Methods for processing the data: For samples 1-25, 100-1000ng of high-quality genomic DNA was completely digested using Sphl and Mluc1 in a 20-50ul reaction volume (2.4 U per enzyme, New England Biolabs (NEB), Ipswich, MA, USA) and incubated at 37 °C for 90 min. Adapter ligation was done with Adapters A and B by changing their sticky ends for SphI and Mluc1, respectively. The dual-indexed primers designed were used for the reactions. After adding the indexed primers in PCR, the obtained libraries were pooled based on concentration (Qubit 2.0 fluorometer analysis) and concentrated in a SpeedVac (Eppendorf, Hamburg, Germany).

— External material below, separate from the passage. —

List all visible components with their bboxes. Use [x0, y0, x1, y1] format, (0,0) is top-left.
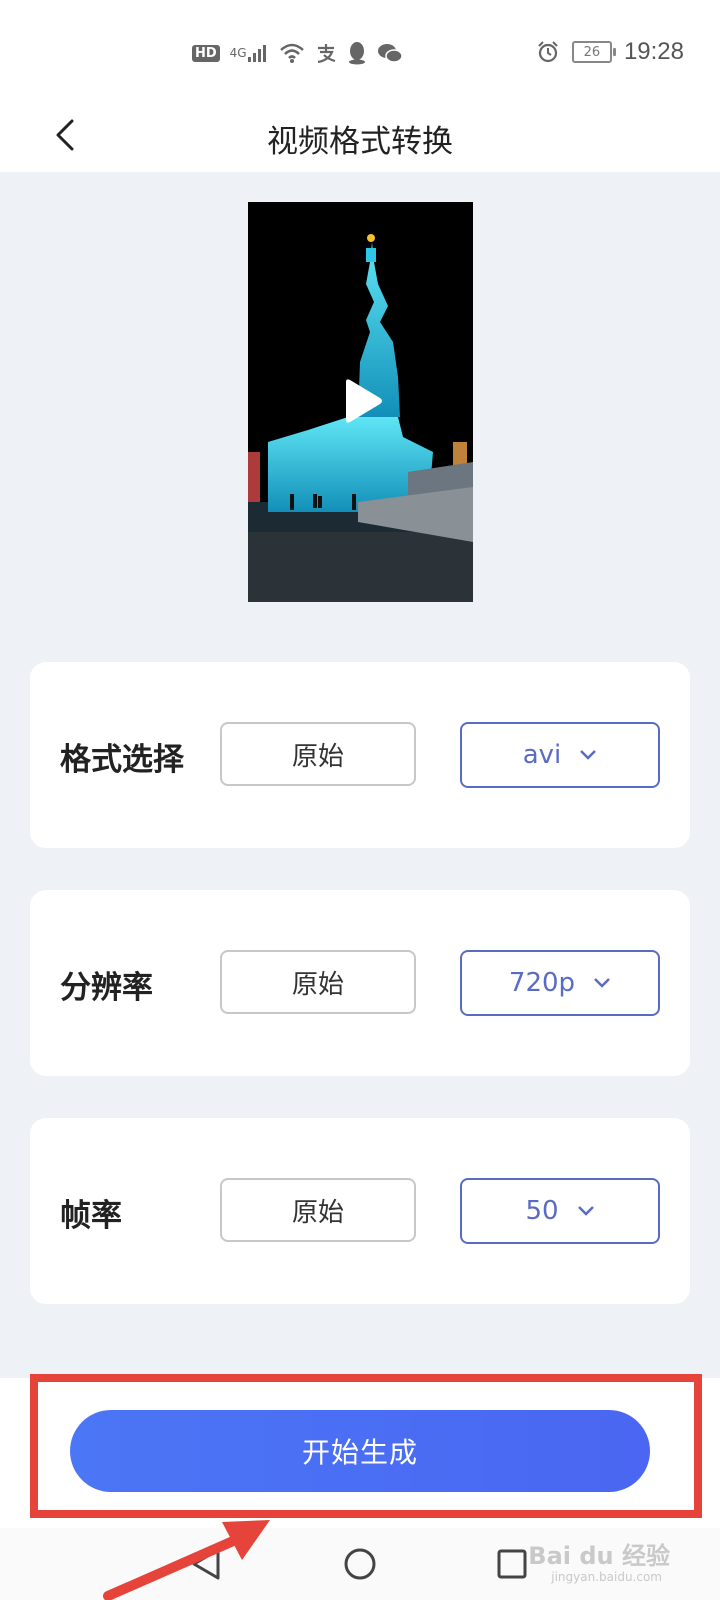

A manual size selection was applied (a range between 450 and 550 bp, which corresponds to DNA fragment size of interest between 310 and 410bp) in low-melting 1.5% agarose gel electrophoresis (Bio-Rad Laboratories, Hercules, CA, USA). The final libraries were quantified by Qubit 2.0 fluorometer (dsDNA kit, Thermo Fisher Scientific) and their quality was checked on a Fragment Analyzer system (DNA High Sensitivity kit, Agilent). The sequencing quality of each sample was checked using FastqC. The dDocent version 2.2.10 was used for this project. After dDocent checks, it was recognized the proper number of samples in the current directory, later dDocent, Trim Galore! Program was used to proceed with the quality trimming of sequence data. Without reference material, population genomic analyses from ddRADseq depend on denovoassembly of a set of reference contigs . After all executions of FreeBayes are completed, raw SNPs/INDELs calls are concatenated into a single variant call file (VCF) using VCF tools. VCF file that contains all SNPs, INDELs, MNPs and complex events that are called in 90% of all individuals with a minimum quality score of 30. This VCF file is converted to HapMap with TASSEL.